Ben Hammersley’s most direct contribution to our lives is actually only a blip on his career chart – as inventor of the word Podcast, a mashup of ipod and broadcasting that he first used in The Guardian in 2004.

He also pioneered multimedia reporting for the BBC on assignment in Turkey, being the first to report for television, radio, Twitter, Facebook and YouTube equally. Earlier, he’d started out at 21 as the Internet correspondent for The Times when the internet was just taking off between 1997-2000, then moved to The Guardian where he designed and built the weblogs network as well as the political discussion site Comment is Free. 

Mostly, though, he has a knack for being in the right place at the right time – one that, it turns out, is no accident. “If you wait for people to ask you to go to a war, or to write a book, or to present a TV show, then you’re going to be waiting forever,” he said in an interview to an online blog. “My philosophy has always been that you have to just go and do it. And then once you’ve done it once, then you become that thing.”

That meant that when he wanted to be a war correspondent, he didn’t wait to be commissioned.
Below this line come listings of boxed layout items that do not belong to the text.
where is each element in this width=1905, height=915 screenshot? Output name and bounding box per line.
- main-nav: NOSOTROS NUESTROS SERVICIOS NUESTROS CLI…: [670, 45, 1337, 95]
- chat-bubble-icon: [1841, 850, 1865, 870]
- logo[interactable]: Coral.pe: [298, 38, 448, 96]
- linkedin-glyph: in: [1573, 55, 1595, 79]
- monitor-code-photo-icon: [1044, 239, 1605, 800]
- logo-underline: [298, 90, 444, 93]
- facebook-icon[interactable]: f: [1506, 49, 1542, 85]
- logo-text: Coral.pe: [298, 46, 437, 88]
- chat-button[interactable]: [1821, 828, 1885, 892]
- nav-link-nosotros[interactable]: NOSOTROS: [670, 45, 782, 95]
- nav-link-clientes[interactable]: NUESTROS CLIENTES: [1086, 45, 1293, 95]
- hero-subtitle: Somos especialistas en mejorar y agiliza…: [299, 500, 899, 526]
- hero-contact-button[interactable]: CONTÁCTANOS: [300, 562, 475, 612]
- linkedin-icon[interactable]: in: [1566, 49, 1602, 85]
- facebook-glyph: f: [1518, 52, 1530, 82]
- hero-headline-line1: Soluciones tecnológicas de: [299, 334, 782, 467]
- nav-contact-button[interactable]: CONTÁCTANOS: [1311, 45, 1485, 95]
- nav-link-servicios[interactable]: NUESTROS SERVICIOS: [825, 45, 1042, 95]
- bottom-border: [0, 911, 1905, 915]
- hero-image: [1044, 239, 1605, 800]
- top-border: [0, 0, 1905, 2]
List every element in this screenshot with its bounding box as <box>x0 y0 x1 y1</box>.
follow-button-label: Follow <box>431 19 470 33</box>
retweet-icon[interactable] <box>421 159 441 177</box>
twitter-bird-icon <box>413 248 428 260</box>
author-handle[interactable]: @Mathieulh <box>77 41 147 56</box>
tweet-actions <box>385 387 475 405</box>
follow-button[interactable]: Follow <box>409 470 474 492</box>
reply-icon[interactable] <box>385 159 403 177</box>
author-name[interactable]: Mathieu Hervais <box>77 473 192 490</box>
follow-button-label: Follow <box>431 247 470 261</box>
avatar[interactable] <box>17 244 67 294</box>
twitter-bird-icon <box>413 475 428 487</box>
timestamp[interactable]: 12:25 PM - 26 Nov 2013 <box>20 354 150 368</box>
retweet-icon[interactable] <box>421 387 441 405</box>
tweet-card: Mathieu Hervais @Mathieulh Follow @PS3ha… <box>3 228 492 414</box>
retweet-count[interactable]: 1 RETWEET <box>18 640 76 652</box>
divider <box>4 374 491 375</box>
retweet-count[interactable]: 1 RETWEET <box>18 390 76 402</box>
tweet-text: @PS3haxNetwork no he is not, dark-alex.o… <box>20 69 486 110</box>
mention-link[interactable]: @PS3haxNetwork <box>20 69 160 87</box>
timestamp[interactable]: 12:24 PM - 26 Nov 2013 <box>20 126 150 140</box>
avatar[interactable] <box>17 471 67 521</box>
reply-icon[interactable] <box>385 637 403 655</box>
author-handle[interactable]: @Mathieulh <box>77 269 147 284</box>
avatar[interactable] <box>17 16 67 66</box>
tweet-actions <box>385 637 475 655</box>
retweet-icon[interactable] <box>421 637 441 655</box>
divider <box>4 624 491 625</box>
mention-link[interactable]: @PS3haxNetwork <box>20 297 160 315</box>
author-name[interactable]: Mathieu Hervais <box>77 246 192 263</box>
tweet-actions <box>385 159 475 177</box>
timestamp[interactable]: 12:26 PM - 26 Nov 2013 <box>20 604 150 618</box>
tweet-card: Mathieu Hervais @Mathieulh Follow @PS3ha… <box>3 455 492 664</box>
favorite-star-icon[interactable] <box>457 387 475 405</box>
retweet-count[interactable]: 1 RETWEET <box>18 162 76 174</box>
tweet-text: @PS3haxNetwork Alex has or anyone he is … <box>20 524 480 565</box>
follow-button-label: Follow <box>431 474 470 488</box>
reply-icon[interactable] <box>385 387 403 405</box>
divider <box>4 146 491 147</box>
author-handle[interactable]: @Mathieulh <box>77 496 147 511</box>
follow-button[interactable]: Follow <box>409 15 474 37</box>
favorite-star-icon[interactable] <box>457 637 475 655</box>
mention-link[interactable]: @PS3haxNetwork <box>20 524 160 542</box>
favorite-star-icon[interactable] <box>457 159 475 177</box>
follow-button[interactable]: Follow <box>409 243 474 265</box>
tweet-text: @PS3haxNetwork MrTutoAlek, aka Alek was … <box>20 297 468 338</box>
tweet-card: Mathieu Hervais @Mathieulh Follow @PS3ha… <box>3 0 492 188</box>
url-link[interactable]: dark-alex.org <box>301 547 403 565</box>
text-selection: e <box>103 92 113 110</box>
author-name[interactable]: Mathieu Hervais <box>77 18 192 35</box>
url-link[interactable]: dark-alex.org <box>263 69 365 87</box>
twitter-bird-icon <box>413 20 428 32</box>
Having sold his editors a story about Internet cafes being in trouble in Afghanistan or the place of the Internet in Iranian society, he travelled to both cities and explored the region. That gave him the confidence to ‘send himself’ to Burma and Pakistan to do pure news stories. The confidence wasn’t misplaced. He travelled undercover to Burma having scored an interview with Burmese opposition leader and Nobel laureate Aung San Suu Kyi in 1999, for which he was later banned from Burma. He photographed the Hezbullah in Beirut, lived amid Philippine troops in Mindanao and has travelled to places others would be content to abandon at the height of their danger.

Today, his phenomenal understanding of technology and human behaviour makes him one of the world’s most coveted speakers on the effects of the internet and digital networks on global politics and culture. He teaches in London and Barcelona, is the Prime Minister’s Ambassador to TechCity (London’s Silicon Valley), and one of the four members of the European Commission’s High level Expert Group on Media Freedom – at the heart of some of the world’s most vociferous debates on internet freedom. He’s authored five books on internet technologies, with a sixth releasing this year.

But he’s still bemused when Financial Times calls him the “guru of the digital age”. That distinction, for him, probably goes to his iPhone.